August 15, 2024
JAKARTA – President Joko “Jokowi” Widodo is scheduled to deliver before the People’s Consultative Assembly on Friday the annual State of the Nation Address as well as the State Budge Address.
During the latter, an annual speech on government finances that serves as guidance for the following year’s state budget, Jokowi plans to pass on the fiscal baton to his successor Prabowo Subianto, who is slated to be sworn in as president in October, while Gibran Rakabuming Raka, Jokowi’s eldest son, is to become the vice president.
The Jokowi administration is planning the 2025 state budget with the president-elect’s spending programs in mind.
The President said on Aug. 5 that the 2025 draft budget should “accommodate all of” his successor’s programs.
Jokowi has also installed two of Prabowo’s close aides, Thomas Djiwandono and Sudaryono, as deputy ministers in his cabinet, a move signaling his intention for a smooth handover.
According to experts, an outgoing government actively planning a state budget that caters to the programs of an incoming administration has never happened before during Indonesia’s democratic era.
The general precedent has been for an outgoing administration to formulate a loose draft budget that the next government could adjust to accommodate its programs, which is what happened during the final year of Susilo Bambang Yudhoyono’s presidency before Jokowi took the reins.
In any case, nothing prevents a new administration from revising a draft budget to fit the latest economic developments and accommodate its policy priorities.
The state budget is typically passed soon after a new government is formed, and any adjustments are normally made at the beginning of the fiscal year.
The government and the House of Representatives have set agreed ranges for key items in the 2025 draft budget, while the actual figures are published in the Financial Notes, the document that provides the basis for the State Budget Address that Jokowi will deliver on Aug. 17.
These figures are determined by the government and rarely stray from the previously agreed ranges. Once the Financial Notes is presented on Friday, the executive and legislative branches formally kick off the process of drafting the state budget bill, using the Financial Notes as guidance.
BCA chief economist David Sumual told The Jakarta Post on Aug. 8 that there was little chance the figures in the Financial Notes would veer much from the agreed ranges, as they were based on the latest developments.
David said the assumptions informing the current ranges were “logical”, such as GDP growth of between 5.1 and 5.5 percent.
He added that Indonesia could reach the upper end of this growth range next year but cautioned that exceeding this range would lead to “our economy overheating.” This was because the country did not have enough domestic savings to finance GDP growth beyond 5.5 percent, and attaining high growth would require massive foreign investment.
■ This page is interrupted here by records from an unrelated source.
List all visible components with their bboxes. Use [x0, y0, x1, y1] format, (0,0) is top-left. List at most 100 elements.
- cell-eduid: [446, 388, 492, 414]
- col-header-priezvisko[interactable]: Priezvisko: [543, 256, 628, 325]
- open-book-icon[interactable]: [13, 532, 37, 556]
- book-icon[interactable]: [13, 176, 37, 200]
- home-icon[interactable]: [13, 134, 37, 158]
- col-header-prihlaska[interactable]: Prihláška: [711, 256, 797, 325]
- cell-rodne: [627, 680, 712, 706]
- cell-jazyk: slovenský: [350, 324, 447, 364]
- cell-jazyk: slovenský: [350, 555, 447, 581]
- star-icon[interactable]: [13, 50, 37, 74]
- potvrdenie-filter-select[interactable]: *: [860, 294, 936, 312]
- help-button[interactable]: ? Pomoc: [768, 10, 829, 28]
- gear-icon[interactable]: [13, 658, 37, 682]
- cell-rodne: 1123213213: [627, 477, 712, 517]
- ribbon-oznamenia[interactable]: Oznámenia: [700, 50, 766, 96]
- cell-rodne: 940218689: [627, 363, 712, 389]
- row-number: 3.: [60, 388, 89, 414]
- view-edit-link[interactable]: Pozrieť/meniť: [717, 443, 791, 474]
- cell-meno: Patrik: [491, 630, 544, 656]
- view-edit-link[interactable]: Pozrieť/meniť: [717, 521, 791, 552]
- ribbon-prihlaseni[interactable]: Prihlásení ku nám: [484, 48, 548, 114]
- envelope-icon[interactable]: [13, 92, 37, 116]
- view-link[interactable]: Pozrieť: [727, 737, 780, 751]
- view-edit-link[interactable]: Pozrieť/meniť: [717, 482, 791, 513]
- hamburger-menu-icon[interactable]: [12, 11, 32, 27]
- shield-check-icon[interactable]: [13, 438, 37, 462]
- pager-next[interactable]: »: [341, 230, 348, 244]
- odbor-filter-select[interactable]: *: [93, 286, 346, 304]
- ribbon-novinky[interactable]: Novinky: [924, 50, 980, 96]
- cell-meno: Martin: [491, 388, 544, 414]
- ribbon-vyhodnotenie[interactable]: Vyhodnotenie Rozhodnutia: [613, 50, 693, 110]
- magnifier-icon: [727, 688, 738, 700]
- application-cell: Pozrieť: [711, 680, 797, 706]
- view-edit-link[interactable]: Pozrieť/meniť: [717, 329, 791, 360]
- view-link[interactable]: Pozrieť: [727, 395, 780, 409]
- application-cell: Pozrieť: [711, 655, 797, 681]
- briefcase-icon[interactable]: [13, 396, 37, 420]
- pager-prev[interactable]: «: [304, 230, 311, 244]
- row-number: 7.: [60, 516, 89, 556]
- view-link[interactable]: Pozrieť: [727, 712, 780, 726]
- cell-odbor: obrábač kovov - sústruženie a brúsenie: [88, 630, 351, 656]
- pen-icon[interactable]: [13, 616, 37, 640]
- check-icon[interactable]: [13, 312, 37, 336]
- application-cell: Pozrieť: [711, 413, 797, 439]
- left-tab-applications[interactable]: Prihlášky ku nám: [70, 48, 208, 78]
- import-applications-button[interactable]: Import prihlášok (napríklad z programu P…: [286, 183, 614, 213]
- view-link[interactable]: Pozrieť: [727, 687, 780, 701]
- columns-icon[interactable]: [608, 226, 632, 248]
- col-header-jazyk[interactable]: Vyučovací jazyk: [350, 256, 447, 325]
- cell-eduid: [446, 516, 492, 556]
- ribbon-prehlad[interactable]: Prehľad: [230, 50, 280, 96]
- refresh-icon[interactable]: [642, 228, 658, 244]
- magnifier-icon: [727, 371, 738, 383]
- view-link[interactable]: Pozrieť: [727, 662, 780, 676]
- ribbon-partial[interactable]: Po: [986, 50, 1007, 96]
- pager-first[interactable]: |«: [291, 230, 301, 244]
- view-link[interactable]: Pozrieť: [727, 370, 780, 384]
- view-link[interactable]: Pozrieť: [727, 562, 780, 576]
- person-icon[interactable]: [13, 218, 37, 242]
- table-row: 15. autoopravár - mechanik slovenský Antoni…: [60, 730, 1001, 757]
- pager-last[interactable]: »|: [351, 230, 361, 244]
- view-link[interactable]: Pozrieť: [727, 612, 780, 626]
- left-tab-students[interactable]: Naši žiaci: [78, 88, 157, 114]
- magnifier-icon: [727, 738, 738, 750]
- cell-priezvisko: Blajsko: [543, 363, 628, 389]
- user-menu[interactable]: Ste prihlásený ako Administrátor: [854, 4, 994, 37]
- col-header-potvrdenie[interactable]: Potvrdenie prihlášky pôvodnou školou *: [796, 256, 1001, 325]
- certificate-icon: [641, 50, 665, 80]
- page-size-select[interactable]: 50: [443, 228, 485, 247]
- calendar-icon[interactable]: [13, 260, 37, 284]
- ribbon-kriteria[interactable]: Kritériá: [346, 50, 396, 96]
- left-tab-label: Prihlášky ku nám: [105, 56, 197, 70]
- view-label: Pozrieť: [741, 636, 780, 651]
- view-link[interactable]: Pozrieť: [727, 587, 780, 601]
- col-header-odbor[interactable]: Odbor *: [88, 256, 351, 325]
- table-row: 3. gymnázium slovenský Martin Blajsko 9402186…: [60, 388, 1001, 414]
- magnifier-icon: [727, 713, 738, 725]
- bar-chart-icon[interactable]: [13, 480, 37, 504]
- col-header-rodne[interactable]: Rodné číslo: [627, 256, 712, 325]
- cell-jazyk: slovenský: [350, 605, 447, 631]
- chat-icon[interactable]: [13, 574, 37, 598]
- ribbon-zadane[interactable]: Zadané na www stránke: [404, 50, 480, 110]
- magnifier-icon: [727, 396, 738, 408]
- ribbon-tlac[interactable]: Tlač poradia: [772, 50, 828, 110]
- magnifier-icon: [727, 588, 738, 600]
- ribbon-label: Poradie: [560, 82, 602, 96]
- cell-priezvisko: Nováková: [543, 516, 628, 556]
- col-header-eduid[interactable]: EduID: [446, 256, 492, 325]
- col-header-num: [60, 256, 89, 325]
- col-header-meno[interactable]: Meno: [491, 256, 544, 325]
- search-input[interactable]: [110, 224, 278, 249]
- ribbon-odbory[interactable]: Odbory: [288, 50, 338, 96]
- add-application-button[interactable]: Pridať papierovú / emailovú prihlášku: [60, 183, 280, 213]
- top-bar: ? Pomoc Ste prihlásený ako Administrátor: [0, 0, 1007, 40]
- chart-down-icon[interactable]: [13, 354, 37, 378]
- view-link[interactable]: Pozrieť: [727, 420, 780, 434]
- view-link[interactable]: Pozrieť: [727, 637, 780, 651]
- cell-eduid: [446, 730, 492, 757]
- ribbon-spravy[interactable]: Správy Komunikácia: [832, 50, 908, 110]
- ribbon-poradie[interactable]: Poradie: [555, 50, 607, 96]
Further, David explained that Indonesia’s fiscal capacity had shrunk because the government was currently in a balancing act of paying high interest on its debt while keeping the deficit within the safe limit.
Asked whether the targets considered for the 2025 budget were attainable, Bank Permata chief economist Josua Pardede said it was “too soon to say”, since the detailed strategy had yet to be revealed.
“Right now, we can only say that those numbers [budget assumptions] are attainable if tax compliance is increased so the tax base can be expanded,” Josua told the Post on Aug. 8.
“With increasing state revenue, state spending can be bumped up without [expanding the deficit]. And when state spending is used for productive activities with a high multiplier effect, then we can see [if] those numbers [are] feasible enough,” he said.
He added that the programs and fiscal policies of the incoming administration would be the highlights of the Financial Notes to be presented on Friday.
Finance Minister Sri Mulyani Indrawati and other cabinet ministers are scheduled to elaborate on the document at a press conference after the presidential address.
Wijayanto Samirin, an economist at Paramadina University, told the Post last Thursday that the agreed ranges for the 2025 budget were “generally realistic”.
He said the state revenue range of 12.3-12.36 percent of GDP was “relatively conservative”, which he surmised was to anticipate the weakening tax income that was projected to play out in 2024.
Meanwhile, Wijayanto perceived as “overly aggressive” the rupiah exchange rate assumption of Rp 15,300 to Rp 15,900 per United States dollar.
This part was delicate, he warned, as a miscalculation in the rupiah rate could translate into a greater deficit. For example, if the rupiah turned out to be weaker than assumed, this would lead to higher costs for fuel imports that would in turn shoot up fuel subsidies, which was a big part of overall spending.
“The poverty level of 7 to 8 percent is also overly optimistic, given that the decline in the poverty rate was very slow in the past few years, and that the depth and intensity of our poverty are relatively high,” he noted.